Just a couple of months after David’s fall, someone I knew well caught me crying and asked what was wrong. What was wrong? My beloved big brother was dead! My whole understanding of life as I knew it had irreparably changed. And they said to me, “Still?” As in, you’re still upset about that?
The DSM‘s text reads: “An individual with prolonged grief disorder may experience intense longing for the person who has died or preoccupation with thoughts of that person.” Surely, that can’t be special. But certainly, a psychiatrist would nail this label to the woman grieving her son for “too long,” and to me, holding a torch for my brother this long. But if no one holds the torch, who remembers? Who marks the day? Who tells the world about the width of his grin, his sweet way of talking, the way he gave the best hugs?
I wrote my book, Were You Close? about losing David, about it taking a very, very long time to find any consolation or clarity about what happened and how I could survive without him, and I published it expecting some form of criticism for openly admitting my ongoing brokenness. I anticipated someone would call me out for being an obsessive, dysfunctional, or at least a whiny baby. For not being “over it.” No one did that. (Maybe there were some haters who would have, but they couldn’t be bothered to read my story.)

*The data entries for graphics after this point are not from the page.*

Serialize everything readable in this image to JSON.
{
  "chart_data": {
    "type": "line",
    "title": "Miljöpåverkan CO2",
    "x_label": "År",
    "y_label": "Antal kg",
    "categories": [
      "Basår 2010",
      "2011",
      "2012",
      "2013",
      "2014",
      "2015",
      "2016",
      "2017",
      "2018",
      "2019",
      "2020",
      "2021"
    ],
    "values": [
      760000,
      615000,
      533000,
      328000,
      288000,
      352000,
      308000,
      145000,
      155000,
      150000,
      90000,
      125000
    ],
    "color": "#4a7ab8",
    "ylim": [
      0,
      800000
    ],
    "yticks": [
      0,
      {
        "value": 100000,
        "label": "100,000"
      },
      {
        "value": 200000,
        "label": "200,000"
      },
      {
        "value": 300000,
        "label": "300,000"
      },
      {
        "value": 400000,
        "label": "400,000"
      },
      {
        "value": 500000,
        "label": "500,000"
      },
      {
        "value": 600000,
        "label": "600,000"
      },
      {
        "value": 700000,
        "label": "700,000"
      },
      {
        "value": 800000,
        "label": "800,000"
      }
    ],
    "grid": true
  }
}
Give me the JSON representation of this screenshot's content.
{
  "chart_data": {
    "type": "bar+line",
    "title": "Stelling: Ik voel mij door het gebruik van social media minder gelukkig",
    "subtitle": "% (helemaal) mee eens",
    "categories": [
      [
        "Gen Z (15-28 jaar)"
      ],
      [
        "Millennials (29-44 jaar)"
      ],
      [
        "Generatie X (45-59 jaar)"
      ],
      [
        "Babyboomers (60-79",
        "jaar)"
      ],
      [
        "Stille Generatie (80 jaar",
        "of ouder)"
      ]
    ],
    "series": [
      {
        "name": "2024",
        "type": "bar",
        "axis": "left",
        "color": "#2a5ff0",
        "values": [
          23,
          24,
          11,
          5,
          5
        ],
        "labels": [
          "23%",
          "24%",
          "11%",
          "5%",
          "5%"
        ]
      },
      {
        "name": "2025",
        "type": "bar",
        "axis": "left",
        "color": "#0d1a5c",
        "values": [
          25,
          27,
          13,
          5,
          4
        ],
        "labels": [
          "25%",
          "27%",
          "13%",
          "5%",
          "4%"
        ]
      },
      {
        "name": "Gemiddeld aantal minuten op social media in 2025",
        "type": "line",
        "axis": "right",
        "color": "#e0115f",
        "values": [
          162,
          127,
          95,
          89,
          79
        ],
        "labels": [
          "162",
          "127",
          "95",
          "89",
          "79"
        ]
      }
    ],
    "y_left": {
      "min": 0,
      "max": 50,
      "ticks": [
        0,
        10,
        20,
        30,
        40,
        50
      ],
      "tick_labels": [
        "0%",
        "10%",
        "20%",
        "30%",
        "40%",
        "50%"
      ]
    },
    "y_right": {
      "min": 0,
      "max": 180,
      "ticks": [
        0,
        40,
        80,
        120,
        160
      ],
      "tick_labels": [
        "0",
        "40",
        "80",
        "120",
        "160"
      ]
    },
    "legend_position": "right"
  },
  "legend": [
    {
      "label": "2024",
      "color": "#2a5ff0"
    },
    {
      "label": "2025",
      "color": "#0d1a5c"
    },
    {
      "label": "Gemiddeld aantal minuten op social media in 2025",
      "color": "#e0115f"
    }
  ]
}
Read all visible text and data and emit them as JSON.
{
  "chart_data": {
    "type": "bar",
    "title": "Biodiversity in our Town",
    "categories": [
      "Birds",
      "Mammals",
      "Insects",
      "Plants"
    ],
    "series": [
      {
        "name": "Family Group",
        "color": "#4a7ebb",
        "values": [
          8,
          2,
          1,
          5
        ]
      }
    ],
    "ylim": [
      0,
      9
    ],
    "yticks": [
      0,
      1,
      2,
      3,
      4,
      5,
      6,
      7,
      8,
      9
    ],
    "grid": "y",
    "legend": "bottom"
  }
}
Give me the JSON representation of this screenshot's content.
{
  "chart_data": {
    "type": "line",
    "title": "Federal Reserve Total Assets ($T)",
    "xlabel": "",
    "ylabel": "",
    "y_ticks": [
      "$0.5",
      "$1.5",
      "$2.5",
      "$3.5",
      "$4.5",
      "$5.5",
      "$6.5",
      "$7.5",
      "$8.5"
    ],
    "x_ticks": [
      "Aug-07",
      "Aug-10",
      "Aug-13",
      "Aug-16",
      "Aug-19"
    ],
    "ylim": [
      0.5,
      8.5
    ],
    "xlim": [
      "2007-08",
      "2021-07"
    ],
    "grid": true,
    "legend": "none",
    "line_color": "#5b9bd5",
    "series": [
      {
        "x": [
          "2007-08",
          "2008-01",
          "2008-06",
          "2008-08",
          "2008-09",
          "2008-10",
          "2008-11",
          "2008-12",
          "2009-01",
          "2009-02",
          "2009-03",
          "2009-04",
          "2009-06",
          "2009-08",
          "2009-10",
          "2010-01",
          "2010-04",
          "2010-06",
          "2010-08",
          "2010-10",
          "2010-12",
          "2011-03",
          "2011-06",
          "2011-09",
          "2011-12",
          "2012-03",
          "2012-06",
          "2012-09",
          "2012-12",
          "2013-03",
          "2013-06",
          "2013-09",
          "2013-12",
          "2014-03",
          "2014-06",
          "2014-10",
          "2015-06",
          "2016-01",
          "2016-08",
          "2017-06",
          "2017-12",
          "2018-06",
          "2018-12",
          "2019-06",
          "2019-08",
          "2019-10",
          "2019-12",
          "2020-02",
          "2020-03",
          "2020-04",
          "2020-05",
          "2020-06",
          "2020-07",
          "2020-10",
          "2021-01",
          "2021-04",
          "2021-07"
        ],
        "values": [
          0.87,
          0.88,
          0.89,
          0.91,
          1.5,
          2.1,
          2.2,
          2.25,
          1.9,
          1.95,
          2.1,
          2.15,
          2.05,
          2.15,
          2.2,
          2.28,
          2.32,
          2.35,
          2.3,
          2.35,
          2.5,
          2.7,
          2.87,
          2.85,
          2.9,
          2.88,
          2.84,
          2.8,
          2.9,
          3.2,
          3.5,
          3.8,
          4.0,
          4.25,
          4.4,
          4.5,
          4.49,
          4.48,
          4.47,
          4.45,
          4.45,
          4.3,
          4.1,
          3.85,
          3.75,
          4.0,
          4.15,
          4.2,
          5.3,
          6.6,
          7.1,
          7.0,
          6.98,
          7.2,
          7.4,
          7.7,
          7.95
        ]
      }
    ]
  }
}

What I actually found were readers who were grateful I gave voice to that abiding pain, who made them feel less alone with their own gnawing ache of loss, even grief that had haunted them most of their lives. Many generous people reached out to tell me about their siblings who had died, how very long it had been, how they had held their sadness alone, away from others who deemed it improper in duration. One extremely kind woman told me that it was the first time she felt seen in the more than 40 years since her brother died.
Today I felt the same great longing for my big bro and the same enormous sadness that he’s gone. It’s incredibly strange to be older than he ever was, and to continue to wish he’d be here with his wisdom and humor and arm around my shoulder. But I do. Still. Sixteen years later.

Anne, I owe you my story(s) of my time with Dave. I also think of him often as I still visit the adventurous locations that brought joy to our lives.